I always wanted to write, from about thirteen. But I hid all my writing. Then I met a man over coffee. His name was Ken Spillman. He asked me to help him write a children’s book. I said yes. Everything changed.

 What is your favourite part of being a writer? (Usually people tell me that it’s great to be paid for staying at home in their PJs!)
I don’t have pjs. But it is good not having a job. It’s for the best, for everyone. That’s one more job available for someone who needs one and, besides, I’m not good in a workplace. I’m disruptive. I tend to want to make work fun. Not encouraged.  Then there’s talking. I am a natural talker. The writing I love more than anything, I am driven to do it, but the talking comes natural.

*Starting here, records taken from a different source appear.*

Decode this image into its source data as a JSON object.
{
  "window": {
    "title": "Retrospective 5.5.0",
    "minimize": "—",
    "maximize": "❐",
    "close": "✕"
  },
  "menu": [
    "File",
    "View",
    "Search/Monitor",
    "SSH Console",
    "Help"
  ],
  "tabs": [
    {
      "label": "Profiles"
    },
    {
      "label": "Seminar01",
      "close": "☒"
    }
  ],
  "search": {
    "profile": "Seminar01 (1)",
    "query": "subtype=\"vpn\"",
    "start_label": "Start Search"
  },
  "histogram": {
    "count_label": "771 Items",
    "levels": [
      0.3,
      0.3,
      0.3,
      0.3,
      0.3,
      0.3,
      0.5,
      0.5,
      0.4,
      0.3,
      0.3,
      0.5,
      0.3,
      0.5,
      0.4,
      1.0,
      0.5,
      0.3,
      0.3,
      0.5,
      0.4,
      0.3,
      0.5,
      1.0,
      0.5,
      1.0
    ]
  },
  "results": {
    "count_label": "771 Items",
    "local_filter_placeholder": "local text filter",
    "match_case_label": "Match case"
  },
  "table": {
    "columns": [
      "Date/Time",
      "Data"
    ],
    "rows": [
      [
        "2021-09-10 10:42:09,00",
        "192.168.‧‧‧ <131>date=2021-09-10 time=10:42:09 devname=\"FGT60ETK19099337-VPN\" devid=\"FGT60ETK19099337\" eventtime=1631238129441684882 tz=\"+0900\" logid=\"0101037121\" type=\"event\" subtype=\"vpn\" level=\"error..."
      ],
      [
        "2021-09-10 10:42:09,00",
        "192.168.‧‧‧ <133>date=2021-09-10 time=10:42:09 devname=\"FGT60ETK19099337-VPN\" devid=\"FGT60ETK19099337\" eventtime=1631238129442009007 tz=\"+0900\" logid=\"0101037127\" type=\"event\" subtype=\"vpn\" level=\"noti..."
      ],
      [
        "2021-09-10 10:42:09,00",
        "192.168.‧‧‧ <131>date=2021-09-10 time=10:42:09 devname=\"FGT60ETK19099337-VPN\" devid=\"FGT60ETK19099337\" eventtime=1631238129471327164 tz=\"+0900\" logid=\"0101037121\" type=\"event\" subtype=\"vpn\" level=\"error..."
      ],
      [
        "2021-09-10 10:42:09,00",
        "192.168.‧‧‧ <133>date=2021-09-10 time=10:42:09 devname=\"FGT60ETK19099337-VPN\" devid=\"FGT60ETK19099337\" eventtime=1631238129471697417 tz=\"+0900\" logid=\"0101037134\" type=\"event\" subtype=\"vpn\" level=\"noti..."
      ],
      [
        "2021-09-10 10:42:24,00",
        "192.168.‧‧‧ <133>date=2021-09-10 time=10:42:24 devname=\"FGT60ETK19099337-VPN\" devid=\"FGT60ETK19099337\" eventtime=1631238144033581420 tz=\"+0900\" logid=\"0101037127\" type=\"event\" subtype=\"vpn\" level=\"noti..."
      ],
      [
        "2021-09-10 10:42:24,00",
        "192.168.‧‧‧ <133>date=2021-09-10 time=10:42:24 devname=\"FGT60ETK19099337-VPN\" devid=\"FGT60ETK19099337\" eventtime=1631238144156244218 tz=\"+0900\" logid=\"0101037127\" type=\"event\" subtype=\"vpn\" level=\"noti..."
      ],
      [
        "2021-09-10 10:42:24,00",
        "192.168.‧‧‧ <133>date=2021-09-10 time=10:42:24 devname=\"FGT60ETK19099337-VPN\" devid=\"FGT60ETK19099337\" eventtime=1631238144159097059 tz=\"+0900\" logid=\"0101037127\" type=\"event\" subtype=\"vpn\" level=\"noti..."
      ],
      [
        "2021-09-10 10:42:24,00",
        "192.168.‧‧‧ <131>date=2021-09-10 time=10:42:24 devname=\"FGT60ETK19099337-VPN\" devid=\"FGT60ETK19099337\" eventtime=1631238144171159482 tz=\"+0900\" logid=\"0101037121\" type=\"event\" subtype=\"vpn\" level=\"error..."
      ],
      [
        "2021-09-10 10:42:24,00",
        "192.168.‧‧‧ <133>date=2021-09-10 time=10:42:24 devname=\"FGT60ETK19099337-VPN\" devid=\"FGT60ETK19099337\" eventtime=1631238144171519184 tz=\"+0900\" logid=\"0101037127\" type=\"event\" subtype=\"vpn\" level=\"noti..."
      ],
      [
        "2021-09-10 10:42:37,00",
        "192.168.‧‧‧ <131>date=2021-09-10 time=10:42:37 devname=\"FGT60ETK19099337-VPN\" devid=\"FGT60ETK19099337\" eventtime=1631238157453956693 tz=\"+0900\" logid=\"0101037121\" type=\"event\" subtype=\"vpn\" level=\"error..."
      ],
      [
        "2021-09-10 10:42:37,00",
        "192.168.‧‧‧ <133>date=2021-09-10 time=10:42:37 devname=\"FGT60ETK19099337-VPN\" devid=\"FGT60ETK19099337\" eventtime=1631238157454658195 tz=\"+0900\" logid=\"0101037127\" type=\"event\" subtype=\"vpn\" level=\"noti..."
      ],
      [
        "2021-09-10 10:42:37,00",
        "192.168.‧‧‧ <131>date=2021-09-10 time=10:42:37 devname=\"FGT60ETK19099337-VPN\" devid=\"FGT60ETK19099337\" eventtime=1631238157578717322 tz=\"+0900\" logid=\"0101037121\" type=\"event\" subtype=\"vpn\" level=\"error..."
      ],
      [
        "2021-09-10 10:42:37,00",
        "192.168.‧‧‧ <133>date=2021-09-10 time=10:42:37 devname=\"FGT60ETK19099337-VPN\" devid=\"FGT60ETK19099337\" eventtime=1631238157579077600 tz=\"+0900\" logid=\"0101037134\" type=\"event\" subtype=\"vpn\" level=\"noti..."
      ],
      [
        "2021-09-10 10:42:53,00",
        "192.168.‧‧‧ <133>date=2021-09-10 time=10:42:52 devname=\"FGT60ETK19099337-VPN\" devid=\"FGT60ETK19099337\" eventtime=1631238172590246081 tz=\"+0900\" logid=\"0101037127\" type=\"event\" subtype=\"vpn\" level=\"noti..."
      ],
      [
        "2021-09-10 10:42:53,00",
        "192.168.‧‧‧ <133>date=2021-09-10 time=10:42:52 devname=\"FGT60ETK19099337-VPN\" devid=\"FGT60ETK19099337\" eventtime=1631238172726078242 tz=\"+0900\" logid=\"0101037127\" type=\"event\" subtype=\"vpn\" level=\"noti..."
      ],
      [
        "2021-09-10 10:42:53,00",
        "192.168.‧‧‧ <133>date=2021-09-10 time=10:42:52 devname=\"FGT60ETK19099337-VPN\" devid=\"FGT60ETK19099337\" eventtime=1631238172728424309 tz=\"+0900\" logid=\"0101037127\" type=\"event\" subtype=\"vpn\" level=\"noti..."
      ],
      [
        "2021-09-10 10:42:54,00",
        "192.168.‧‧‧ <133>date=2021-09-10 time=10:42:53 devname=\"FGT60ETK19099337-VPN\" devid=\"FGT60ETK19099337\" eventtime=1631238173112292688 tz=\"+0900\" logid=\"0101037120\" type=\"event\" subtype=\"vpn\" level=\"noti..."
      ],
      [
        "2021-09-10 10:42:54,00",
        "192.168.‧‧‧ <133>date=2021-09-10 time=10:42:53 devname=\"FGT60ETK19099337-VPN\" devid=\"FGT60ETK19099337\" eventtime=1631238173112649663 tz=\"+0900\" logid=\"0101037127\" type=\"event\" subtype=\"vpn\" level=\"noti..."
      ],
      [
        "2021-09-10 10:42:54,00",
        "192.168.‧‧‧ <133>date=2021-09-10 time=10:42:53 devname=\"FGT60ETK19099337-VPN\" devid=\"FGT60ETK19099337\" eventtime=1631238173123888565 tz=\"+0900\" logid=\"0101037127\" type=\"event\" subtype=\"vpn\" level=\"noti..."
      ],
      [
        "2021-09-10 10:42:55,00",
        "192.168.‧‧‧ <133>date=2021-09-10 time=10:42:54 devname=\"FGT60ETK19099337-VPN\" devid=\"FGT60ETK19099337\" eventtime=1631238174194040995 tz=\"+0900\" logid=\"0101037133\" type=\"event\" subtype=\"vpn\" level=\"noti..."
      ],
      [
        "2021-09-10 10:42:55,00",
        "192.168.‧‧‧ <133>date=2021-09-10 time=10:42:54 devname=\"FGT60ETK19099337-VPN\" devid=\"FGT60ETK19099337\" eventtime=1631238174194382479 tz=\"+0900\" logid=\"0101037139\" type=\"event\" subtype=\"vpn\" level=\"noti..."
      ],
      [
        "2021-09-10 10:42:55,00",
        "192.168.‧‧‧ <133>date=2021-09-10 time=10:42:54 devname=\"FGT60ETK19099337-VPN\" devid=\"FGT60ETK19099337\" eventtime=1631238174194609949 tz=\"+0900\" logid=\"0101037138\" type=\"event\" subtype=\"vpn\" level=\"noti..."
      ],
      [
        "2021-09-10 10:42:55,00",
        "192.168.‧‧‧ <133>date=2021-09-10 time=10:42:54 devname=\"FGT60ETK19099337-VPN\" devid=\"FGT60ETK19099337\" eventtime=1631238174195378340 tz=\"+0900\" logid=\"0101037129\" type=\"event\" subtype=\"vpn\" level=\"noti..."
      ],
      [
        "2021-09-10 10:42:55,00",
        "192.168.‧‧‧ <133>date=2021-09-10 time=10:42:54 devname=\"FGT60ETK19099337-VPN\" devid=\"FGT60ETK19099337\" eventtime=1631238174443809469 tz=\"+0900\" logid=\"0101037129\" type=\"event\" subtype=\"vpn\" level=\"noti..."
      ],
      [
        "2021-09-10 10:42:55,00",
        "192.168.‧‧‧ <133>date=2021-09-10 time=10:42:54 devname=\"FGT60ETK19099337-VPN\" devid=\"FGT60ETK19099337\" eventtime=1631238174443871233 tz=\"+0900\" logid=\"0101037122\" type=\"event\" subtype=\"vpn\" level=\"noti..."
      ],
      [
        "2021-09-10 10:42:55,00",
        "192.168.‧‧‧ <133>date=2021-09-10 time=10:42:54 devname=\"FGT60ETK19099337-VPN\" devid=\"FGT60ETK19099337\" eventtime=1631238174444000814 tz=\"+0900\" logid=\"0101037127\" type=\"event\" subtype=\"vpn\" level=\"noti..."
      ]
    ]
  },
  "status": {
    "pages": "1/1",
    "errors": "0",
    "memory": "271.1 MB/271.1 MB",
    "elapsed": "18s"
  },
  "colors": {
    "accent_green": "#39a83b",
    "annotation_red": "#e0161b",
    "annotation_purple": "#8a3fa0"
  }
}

  Some authors say they turned to writing because they needed to escape into another world within their mind, some do it for the pleasure of publishing to the masses and some say that writing is inspired purely because they have a story to tell. What is your personal motivation for writing? (Such a small question for such a big answer!)
I have to tell stories. It’s all I can do. I can’t fix a car, or mend a fence, or cure ingrown toenails. But I can pretend I can. Then there’s my head. My wife says I have a memory like an elephant, without the body, for which she is thankful. My head is full, and in order to ease its strain, I have to get stuff out, or, I’m sure, it will explode. And I am an idealist. The world upsets me, daily - I see things and have things to say about those things.

 And for the benefit of all the English teachers out there, why is a love of books so crucial for students?
You cannot do everything, be everything, understand everything, know everything, but you can read everything. No, you can’t, but you can nurture your imagination, stimulate your senses, foster your understanding.

 If there was one thing you could change about the way society operates today, what would it be? Why?
I would make it mandatory for everyone to have their DNA analysed to determine their ethnic origins, then they would realise we all came out of Africa and there is no such thing as purity in race. Indeed, race is a myth. Why? Just for fun.

 Do you feel that the use of technology within the younger generation is having a negative or positive impact upon literacy? (Please elaborate on your opinions as to why and what we can do about it if applicable)
I thnk ther is 2 much txting.2 many people don’t complt words or sentces any ... 
In school I would create a class dedicated to the long drawn out sentence and let students go on and on and on and on and ...

 Would you rather fight one horse sized duck or one hundred duck sized horses?
I would prefer 100 horse sized ducks. As they ran at me I’d climb a tree and do my geese calls. Ducks hate geese. There would be chaos. They’d run into each other, fall over, and there’d be duck for dinner for a year.